Devices & Diagnostics

Startup Corinthian raises $2M; aims for a better drug-delivery device for the eye

Medical device startup Corinthian Ophthalmic has its eyes set on replacing an old standard in […]

Medical device startup Corinthian Ophthalmic has its eyes set on replacing an old standard in delivering eye drugs  — the eye dropper.

The company has raised $2.2 million in equity investment from 11 investors to continue its work, according to securities filings. Skip Ballou, Corinthian’s founder and president, said Raleigh, North Carolina-based Corinthian has taken no venture capital money. The financing from private investors will be used to continue R&D on the device. Investors listed on the securities filing include Fred Eshelman, founder and former chairman and CEO of Wilmington, North Carolina clinical research organization PPD, and Ernest Mario, who was on the PPD’s board of directors.

Ballou declined to go into detail about Corinthian’s technology and said that he would be able to explain more about how it works in mid-March. What Ballou is hoping for between now and then is a licensing arrangement or partnership deal with a pharmaceutical company that could use Corinthian’s technology as a drug-delivery device. He also hopes for some clarity about the regulatory pathway for the device. Ballou said that he’s in talks with the U.S. Food and Drug Administration about regulatory matters.
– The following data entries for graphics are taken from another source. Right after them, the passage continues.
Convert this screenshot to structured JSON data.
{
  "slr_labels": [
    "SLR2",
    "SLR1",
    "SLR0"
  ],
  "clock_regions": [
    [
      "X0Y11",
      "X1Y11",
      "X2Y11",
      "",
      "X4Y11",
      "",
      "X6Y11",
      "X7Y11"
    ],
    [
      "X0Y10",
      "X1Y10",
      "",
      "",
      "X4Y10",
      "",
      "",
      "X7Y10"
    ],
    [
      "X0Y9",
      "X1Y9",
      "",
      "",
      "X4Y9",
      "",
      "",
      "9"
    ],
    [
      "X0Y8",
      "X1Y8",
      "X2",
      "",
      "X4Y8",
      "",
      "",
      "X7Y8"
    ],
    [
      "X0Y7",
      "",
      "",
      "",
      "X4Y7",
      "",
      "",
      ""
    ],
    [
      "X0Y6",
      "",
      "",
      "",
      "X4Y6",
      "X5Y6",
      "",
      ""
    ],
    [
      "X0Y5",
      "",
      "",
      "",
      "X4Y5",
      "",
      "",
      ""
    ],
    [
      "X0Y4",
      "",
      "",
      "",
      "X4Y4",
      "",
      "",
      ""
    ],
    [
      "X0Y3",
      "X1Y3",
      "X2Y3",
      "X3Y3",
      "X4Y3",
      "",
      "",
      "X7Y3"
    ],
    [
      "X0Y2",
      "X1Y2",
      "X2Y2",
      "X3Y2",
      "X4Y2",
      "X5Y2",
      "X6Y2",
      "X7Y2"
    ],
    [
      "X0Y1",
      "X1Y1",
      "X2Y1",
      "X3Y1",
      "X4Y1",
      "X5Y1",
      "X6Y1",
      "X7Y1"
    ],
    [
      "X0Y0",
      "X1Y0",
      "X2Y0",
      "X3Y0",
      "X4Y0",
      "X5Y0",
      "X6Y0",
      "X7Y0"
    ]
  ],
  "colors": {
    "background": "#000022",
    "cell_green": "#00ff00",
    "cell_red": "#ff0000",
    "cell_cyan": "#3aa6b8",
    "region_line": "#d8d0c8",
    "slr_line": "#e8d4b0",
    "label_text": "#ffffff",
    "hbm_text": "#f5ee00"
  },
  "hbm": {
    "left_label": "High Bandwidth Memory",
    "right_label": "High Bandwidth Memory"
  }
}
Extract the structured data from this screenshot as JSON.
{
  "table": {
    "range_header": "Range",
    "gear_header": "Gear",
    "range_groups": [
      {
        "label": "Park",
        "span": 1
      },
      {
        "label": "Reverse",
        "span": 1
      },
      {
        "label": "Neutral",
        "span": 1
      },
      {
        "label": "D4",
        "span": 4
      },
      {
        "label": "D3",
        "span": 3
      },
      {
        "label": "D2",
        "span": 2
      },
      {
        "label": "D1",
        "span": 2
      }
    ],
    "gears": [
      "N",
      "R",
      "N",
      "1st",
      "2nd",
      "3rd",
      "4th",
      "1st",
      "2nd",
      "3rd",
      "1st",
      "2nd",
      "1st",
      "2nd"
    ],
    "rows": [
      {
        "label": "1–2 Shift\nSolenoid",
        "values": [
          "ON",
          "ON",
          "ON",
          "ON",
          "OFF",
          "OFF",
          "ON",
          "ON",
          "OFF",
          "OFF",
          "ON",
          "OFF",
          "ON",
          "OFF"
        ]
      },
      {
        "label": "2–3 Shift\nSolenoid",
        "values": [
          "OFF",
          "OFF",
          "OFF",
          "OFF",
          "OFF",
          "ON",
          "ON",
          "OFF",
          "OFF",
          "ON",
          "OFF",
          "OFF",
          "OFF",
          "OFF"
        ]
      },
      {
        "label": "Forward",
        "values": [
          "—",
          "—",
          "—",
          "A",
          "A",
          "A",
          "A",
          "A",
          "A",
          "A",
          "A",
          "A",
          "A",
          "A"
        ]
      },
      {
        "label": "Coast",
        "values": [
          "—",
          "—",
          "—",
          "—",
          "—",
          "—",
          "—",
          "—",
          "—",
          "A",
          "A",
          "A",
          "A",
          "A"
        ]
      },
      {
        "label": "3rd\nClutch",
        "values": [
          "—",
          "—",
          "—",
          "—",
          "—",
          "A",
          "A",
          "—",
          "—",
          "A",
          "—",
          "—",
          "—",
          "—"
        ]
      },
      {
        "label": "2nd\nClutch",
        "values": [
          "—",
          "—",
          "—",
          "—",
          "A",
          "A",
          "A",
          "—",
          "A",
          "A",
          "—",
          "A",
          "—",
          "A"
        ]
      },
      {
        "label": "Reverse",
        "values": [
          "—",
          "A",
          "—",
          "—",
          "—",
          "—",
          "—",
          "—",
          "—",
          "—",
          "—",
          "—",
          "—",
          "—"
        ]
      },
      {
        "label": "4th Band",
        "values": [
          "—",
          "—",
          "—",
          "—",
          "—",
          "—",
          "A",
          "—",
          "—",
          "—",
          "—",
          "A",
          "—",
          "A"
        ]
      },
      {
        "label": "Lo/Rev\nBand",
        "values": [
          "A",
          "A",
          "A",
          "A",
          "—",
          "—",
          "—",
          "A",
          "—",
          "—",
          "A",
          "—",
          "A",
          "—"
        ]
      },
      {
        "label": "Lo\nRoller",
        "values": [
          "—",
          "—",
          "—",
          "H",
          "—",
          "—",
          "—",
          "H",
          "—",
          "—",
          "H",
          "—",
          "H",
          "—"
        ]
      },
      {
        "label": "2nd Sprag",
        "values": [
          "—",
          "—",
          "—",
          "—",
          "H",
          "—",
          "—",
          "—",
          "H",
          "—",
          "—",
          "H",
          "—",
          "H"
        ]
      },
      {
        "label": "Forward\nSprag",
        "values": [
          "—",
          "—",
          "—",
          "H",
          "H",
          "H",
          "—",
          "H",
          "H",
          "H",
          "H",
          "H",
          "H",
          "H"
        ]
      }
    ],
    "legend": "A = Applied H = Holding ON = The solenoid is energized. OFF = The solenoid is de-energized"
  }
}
Eye droppers have been used to deliver drugs to the eyes for decades. But “they’re tough to use and not very accurate,” Ballou said. They’re also wasteful. The eye has a capacity for seven microliters, he explained. An eye dropper can deliver 25 to 30 microliters or more. And delivery of a drop can be received by the eye as an irritant and trigger tears that wash the drug away.

Corinthian has ophthalmologists on its board of directors and its medical advisory board who have helped with the design of the device. Ballou founded Corinthian in August 2010. He says the company is now in the final stages of developing its device.